The Imperial Treasure brand might not yet be well-known in the UK but it’s a huge deal in Asia, where the Shanghai flagship holds two Michelin stars and the Hong Kong and Singapore branches have one each; 20 further restaurants extend to Guangzhou, South Korea and a Paris outpost scheduled for 2019.
It’s the sort of heritage that means the brand’s founder Alfred Leung has had the confidence to launch a three-storey restaurant occupying 8,500 square feet of prime St James’s real estate. And with a 25-year lease, Leung is in London for the long haul.
That confidence is well and truly deserved. For make no mistake: Imperial Treasure is the best Chinese restaurant to have opened in London since A Wong. Wagyu beef, Iberico pork, Scottish lobster and sea cucumber feature heavily, while Peking duck is carved tableside with all the theatre you would expect. But there are plenty of other treasures on the menu.
Dim sum contains superior ingredients encased in the most delicate of wrappings. Classics of har gau and cheung fun set a new benchmark for London (try the char siu cheung fun, which tastes of the most beautiful barbecued spare-rib meat imaginable) while there are new treats to discover such as the snow pork bun: basically a sugary, savoury doughnut that, like all of the cooking here, keeps the balance of salty and sweet in perfect balance. Then there’s prawn toast served as a fat coil of deep-fried king prawn encrusted with sesame.
Full-sized dishes are handled just as deftly – kung po prawn keeps its chilli heat in check as deftly as any temperature-controlled thermostat – while lemon chicken is reinvented as juicy blocks of breast meat, coated in almond flakes and with a citrus-sharp lemon sauce on the side – although we preferred a blob of chilli sauce for seasoning. Even the fried rice would make a sumptuous meal by itself.

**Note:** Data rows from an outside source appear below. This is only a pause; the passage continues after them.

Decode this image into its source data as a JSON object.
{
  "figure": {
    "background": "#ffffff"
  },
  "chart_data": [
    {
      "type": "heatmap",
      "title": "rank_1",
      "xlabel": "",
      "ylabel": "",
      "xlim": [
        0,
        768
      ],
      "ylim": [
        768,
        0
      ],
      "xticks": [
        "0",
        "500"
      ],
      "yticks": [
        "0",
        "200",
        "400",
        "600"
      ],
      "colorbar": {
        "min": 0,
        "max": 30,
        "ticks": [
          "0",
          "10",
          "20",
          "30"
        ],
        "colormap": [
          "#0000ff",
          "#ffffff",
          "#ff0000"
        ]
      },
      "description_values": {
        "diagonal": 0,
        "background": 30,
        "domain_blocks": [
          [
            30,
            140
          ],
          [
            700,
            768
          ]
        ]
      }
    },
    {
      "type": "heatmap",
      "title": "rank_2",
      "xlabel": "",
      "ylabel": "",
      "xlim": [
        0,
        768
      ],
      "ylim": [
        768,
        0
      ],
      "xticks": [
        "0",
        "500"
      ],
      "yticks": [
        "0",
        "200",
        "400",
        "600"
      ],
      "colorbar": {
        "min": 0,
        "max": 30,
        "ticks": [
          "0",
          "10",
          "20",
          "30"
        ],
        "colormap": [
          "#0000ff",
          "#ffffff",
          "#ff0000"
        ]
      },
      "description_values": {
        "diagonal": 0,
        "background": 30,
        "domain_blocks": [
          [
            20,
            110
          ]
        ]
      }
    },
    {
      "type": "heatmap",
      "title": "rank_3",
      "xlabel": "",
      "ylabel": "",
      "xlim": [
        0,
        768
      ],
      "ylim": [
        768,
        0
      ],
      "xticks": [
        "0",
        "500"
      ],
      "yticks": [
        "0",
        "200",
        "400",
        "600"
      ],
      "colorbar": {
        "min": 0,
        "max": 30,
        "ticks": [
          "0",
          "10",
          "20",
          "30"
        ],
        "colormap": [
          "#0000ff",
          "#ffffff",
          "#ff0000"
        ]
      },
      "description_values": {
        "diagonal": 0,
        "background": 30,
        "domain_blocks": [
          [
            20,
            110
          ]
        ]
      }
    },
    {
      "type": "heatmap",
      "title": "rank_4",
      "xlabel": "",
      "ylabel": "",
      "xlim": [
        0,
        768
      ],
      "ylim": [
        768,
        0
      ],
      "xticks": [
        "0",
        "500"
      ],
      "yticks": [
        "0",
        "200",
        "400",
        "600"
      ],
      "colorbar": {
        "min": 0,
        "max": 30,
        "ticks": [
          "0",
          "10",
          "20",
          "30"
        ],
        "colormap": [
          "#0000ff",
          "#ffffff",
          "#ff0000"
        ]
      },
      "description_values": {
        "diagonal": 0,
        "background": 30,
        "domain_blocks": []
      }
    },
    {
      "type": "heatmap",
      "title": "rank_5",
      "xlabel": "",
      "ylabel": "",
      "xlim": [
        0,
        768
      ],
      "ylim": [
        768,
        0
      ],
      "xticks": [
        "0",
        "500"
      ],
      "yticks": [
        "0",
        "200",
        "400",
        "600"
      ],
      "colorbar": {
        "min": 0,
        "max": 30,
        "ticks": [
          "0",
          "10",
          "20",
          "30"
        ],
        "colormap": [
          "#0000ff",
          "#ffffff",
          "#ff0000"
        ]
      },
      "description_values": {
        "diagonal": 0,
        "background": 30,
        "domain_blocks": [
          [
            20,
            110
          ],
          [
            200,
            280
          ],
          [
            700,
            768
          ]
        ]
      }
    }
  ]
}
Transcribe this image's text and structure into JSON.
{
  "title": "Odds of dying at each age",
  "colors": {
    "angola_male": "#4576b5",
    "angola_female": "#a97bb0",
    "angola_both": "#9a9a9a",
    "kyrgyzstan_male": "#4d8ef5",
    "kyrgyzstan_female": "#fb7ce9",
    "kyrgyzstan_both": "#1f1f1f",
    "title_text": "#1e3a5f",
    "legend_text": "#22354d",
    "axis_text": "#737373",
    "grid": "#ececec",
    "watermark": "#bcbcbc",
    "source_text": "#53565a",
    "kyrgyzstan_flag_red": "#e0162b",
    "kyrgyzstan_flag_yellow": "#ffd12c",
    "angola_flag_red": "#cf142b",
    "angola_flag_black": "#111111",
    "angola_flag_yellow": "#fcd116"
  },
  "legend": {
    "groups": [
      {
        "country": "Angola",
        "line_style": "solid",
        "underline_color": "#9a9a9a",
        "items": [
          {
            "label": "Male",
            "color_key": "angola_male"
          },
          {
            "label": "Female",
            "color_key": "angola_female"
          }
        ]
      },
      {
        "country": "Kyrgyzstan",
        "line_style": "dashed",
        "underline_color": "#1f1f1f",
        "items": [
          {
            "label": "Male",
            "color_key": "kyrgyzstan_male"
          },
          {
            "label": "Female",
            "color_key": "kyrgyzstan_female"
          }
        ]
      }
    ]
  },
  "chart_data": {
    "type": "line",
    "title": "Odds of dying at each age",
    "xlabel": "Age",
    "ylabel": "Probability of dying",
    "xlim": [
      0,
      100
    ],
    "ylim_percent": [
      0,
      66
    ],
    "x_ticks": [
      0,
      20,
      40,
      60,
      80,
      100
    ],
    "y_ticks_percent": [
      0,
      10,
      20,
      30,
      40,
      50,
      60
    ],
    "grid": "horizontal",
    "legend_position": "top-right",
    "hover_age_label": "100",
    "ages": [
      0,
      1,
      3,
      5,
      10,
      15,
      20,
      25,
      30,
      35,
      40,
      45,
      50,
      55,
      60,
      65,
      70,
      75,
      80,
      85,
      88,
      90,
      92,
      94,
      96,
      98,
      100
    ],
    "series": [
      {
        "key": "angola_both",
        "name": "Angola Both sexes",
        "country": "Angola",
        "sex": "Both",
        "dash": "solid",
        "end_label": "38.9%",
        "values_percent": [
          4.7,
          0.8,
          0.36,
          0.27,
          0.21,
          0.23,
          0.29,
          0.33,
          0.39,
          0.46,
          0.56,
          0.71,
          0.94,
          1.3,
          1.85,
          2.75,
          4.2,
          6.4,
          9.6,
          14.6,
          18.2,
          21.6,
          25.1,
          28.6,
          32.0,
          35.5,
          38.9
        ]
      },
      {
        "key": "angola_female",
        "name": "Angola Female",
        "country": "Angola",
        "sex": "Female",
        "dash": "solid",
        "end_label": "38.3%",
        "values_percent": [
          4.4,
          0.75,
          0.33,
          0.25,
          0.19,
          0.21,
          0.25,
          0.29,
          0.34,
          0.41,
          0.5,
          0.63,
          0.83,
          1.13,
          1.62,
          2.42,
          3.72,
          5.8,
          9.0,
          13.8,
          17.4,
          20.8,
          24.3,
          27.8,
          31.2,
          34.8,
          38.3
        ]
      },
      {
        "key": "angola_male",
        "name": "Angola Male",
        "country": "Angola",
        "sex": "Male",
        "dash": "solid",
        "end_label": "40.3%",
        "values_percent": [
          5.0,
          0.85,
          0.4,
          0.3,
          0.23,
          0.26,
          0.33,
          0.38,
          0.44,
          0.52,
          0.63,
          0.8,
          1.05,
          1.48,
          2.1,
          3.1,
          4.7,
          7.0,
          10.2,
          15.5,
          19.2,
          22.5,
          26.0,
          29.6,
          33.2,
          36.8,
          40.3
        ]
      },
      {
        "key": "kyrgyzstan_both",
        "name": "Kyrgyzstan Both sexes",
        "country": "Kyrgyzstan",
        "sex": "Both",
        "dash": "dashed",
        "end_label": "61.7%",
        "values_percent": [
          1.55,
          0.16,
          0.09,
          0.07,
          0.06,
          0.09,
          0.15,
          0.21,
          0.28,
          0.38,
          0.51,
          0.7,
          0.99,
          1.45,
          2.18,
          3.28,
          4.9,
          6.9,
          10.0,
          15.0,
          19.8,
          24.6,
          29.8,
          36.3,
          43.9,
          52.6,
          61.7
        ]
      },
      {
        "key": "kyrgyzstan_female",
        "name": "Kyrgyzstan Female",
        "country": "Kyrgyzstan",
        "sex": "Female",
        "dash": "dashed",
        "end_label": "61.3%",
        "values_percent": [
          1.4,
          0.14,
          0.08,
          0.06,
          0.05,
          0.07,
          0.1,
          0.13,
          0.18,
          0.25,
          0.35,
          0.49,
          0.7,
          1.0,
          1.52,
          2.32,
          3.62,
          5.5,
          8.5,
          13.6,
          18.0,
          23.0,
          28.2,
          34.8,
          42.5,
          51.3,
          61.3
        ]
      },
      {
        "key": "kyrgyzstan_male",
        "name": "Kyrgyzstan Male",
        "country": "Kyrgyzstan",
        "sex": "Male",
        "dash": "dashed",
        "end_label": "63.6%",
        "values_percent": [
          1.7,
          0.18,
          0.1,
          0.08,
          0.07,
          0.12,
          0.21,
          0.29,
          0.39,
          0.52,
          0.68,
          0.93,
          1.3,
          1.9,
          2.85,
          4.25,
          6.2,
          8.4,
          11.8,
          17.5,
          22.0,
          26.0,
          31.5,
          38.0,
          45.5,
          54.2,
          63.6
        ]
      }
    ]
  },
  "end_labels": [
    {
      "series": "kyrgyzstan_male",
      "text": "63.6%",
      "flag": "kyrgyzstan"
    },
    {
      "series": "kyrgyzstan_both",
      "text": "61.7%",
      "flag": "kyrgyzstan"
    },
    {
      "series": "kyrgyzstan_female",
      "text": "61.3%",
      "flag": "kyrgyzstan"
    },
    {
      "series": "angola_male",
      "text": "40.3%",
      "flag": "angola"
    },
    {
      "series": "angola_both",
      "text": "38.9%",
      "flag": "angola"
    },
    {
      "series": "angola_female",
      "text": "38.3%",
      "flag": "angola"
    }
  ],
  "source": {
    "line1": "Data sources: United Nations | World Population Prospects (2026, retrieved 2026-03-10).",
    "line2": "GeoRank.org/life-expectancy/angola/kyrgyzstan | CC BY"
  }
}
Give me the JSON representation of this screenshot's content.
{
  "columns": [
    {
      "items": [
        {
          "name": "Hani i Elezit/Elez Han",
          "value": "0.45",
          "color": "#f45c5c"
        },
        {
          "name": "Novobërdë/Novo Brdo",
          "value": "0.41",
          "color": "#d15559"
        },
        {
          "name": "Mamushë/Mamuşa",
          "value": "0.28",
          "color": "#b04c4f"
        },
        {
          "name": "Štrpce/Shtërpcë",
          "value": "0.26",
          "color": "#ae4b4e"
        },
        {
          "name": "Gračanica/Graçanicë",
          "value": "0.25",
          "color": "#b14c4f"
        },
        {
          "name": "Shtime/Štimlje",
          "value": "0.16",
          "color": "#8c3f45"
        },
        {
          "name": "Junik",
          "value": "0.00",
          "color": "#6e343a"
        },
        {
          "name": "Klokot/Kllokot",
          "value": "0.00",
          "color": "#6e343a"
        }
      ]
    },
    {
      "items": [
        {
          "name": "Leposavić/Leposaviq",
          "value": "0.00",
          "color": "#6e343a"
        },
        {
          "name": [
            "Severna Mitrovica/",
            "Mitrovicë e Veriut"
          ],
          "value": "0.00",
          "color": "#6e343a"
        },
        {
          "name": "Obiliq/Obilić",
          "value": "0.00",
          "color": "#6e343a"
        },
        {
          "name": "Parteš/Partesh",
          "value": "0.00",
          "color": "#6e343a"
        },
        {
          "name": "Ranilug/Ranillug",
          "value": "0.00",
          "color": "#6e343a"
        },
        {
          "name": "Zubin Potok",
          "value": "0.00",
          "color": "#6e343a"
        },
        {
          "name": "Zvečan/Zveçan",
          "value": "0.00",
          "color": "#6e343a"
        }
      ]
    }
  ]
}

None of this comes cheap (the Peking duck is £100, dim sum around £8 a plate), but nor would you expect it to: the setting is luxurious without being ostentatious and there’s an army of solicitous staff to cater to your every need. Our only criticism was that the gap between dishes at lunch seemed to drag – but at these prices and with this quality of food, this is a ceremonial experience that you won’t want to rush.